Abstract 5624: C-Reactive Protein Predicts First Coronary Events but Not Recurrent Stroke: Results From the SPARCL Study
Background: The inflammatory biomarker C-reactive protein (CRP) predicts the risk for cardiovascular events. The placebo-controlled Stroke Prevention by Aggressive Reduction in Cholesterol Levels (SPARCL) trial evaluated the effect of atorvastatin 80 mg/d on the risk of stroke and major coronary events (COR) in patients with a recent stroke or transient ischemic attack and no known coronary heart disease (CHD). This nested case-control analysis of SPARCL data investigated whether CRP levels at enrolment (1– 6 months after stroke) predicted recurrent stroke or first major coronary events (COR: cardiac death or MI) in placebo-treated patients in this unique patient population.

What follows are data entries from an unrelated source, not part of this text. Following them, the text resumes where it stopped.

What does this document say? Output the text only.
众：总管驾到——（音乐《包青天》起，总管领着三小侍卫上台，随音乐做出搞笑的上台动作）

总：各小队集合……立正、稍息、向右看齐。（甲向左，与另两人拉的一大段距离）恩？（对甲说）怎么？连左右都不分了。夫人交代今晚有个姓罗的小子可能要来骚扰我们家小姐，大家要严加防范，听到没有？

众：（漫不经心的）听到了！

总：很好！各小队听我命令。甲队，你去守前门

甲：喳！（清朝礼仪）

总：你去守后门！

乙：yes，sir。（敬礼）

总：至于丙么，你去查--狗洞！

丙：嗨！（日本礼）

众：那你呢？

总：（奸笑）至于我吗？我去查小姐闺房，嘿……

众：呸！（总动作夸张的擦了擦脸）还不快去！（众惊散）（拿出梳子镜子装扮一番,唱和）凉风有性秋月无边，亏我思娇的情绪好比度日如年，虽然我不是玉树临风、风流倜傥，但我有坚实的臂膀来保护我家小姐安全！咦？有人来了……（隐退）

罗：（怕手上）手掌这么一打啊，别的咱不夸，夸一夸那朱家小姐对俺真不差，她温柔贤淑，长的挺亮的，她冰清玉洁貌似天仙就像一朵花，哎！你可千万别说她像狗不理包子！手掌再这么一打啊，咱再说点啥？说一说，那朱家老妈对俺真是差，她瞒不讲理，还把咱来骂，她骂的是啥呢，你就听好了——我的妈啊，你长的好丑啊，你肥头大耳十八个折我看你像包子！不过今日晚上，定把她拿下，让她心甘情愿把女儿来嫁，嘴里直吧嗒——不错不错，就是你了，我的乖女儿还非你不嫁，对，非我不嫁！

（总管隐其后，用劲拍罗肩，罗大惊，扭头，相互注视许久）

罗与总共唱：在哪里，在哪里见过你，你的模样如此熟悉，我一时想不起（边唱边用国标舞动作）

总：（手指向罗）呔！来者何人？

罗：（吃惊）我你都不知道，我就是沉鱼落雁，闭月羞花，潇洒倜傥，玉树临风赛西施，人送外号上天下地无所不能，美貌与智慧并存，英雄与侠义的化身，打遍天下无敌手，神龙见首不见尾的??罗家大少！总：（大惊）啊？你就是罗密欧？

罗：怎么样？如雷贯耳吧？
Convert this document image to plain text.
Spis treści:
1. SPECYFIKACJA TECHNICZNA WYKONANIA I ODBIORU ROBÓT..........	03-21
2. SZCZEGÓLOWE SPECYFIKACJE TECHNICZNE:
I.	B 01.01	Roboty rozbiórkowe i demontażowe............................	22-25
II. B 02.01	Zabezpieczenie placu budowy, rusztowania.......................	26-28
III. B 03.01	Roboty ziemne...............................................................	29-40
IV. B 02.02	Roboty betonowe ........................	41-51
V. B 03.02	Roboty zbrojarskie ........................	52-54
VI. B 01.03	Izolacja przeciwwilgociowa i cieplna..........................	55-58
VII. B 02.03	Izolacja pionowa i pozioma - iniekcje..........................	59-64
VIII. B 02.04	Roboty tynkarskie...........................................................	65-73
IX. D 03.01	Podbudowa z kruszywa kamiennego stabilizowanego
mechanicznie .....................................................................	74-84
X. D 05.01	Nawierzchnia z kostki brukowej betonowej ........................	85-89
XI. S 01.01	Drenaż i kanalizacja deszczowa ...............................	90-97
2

Methods: Baseline CRP was measured in 1,243 of 2,366 placebo-treated SPARCL patients, including 278 who had a recurrent stroke, and 94 who had a COR. Baseline characteristics of the sub-study and total SPARCL populations were similar. The predictive value of AHA/CDC recommended cut-points for CRP (<1 [reference group], 1–3, >3 mg/L) was evaluated without and with adjustments for age, gender, smoking, diabetes, entry event, time since entry event, geographic region and race.
Results: Baseline CRP (median [interquartile range]) was 2.08 [0.96, 4.66] mg/L. Higher baseline CRP predicted COR but not recurrent stroke (Table⇓). The results were similar using quartiles of CRP.
Conclusion: In this unique cohort of subjects with cerebrovascular disease but no known CHD, baseline CRP predicted COR, but not recurrent stroke. These results point to potentially important differences in the role of inflammation for first coronary vs. recurrent cerebrovascular events.